Degrees of freedom is a statistical concept that describes the number of values in a calculation that are free to vary. For a sample mean, the degrees of freedom is typically given by \( n - 1 \), where \( n \) is the sample size.

• With a sample size of 49, we find the degrees of freedom by calculating \( n - 1 = 48 \).
• Degrees of freedom is critical when using the t-distribution to determine the critical value necessary for constructing a confidence interval.

It essentially adjusts for the bias in the estimation of the sample variance and is a factor when we choose the correct t-statistic to ensure our interval estimate is accurate at the specified confidence level.

The standard error of the mean (SEM) represents the variability of the sample mean estimate from the true population mean. It assesses how far the sample mean is expected to deviate from the population mean and is calculated using the formula \( \text{SEM} = \frac{s}{\sqrt{n}} \), where \( s \) is the sample standard deviation.

• In the given problem, the standard deviation is 9 and the sample size is 49, leading to an SEM of \( \frac{9}{7} = 1.29 \).
• The SEM is crucial for determining the width of the confidence interval: a smaller SEM results in a narrower interval, indicating a more precise estimate.
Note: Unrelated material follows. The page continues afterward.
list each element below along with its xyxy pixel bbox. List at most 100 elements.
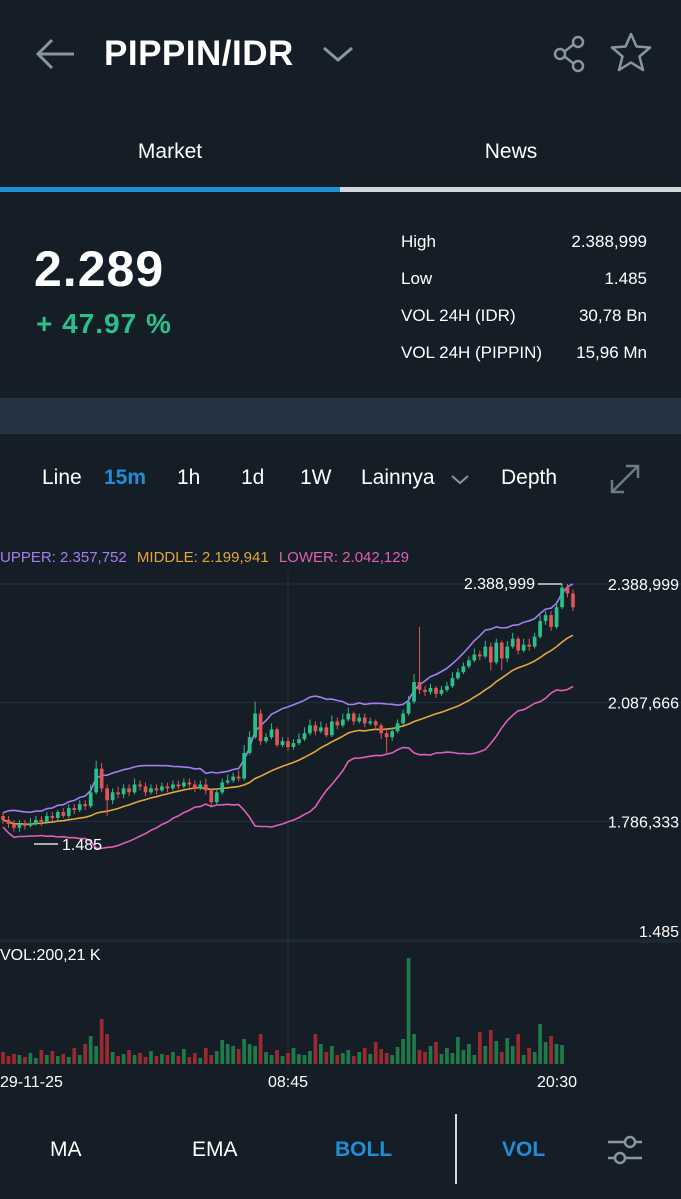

Hence, always ensure to compute the SEM accurately to properly inform any subsequent statistical inferences or interval estimations.

The critical value corresponds to the point on the t-distribution that defines the margins of the confidence interval for a specified confidence level. This critical value, often denoted as \( t^* \), is derived based on the desired level of confidence and the degrees of freedom.
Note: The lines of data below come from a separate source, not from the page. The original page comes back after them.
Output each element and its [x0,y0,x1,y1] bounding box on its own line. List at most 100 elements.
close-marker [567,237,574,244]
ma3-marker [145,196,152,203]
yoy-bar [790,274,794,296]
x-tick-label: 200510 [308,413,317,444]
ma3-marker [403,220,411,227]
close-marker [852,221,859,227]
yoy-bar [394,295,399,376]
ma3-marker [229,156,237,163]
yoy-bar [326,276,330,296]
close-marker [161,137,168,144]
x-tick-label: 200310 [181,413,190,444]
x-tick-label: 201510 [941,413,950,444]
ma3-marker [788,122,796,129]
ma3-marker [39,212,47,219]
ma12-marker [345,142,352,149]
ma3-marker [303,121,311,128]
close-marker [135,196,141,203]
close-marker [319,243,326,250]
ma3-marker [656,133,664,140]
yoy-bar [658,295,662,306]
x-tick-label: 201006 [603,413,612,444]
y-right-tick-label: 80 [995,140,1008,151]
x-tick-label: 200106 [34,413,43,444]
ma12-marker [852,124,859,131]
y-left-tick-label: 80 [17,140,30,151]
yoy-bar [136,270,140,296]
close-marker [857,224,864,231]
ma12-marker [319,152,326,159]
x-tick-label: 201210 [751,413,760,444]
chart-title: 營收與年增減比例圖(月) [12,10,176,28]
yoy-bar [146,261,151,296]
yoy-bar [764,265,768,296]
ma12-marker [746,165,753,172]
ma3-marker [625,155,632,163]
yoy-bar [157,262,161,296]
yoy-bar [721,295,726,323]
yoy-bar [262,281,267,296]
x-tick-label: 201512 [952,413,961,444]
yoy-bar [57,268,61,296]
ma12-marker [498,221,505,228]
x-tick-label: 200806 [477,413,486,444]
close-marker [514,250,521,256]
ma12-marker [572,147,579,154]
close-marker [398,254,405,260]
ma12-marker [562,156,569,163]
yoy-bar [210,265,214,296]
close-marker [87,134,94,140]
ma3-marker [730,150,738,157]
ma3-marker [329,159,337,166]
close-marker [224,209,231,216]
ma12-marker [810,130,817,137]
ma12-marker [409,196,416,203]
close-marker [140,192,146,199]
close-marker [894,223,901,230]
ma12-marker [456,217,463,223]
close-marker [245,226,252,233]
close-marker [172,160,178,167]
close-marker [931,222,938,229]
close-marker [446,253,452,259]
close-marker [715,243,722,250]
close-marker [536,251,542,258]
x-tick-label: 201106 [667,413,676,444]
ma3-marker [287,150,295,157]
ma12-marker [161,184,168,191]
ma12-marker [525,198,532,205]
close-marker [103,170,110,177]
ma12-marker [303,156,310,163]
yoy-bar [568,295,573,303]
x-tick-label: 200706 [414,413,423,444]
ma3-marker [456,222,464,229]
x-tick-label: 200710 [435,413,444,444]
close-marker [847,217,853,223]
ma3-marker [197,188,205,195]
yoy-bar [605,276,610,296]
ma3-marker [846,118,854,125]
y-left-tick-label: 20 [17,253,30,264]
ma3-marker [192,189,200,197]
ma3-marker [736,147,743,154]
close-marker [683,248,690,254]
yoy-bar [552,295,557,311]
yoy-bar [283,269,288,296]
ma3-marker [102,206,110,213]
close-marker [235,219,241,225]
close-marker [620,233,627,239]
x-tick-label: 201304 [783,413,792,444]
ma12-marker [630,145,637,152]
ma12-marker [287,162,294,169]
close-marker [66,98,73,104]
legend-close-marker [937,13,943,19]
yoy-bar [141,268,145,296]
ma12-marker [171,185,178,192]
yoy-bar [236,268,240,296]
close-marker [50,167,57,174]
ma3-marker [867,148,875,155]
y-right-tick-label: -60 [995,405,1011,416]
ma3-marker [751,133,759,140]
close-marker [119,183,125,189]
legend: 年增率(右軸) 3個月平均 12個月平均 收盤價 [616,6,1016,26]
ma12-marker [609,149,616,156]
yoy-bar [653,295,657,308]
• For a 99% confidence level and 48 degrees of freedom, the critical value from the t-distribution table is approximately 2.684.
• The critical value helps to scale the standard error, thus determining the distance from the sample mean to the interval boundaries.

Always refer to the appropriate statistical tables or utilize software to obtain the accurate critical value, especially for high confidence intervals which require more precision. This ensures your confidence interval truly reflects the desired level of certainty in your population parameter estimate.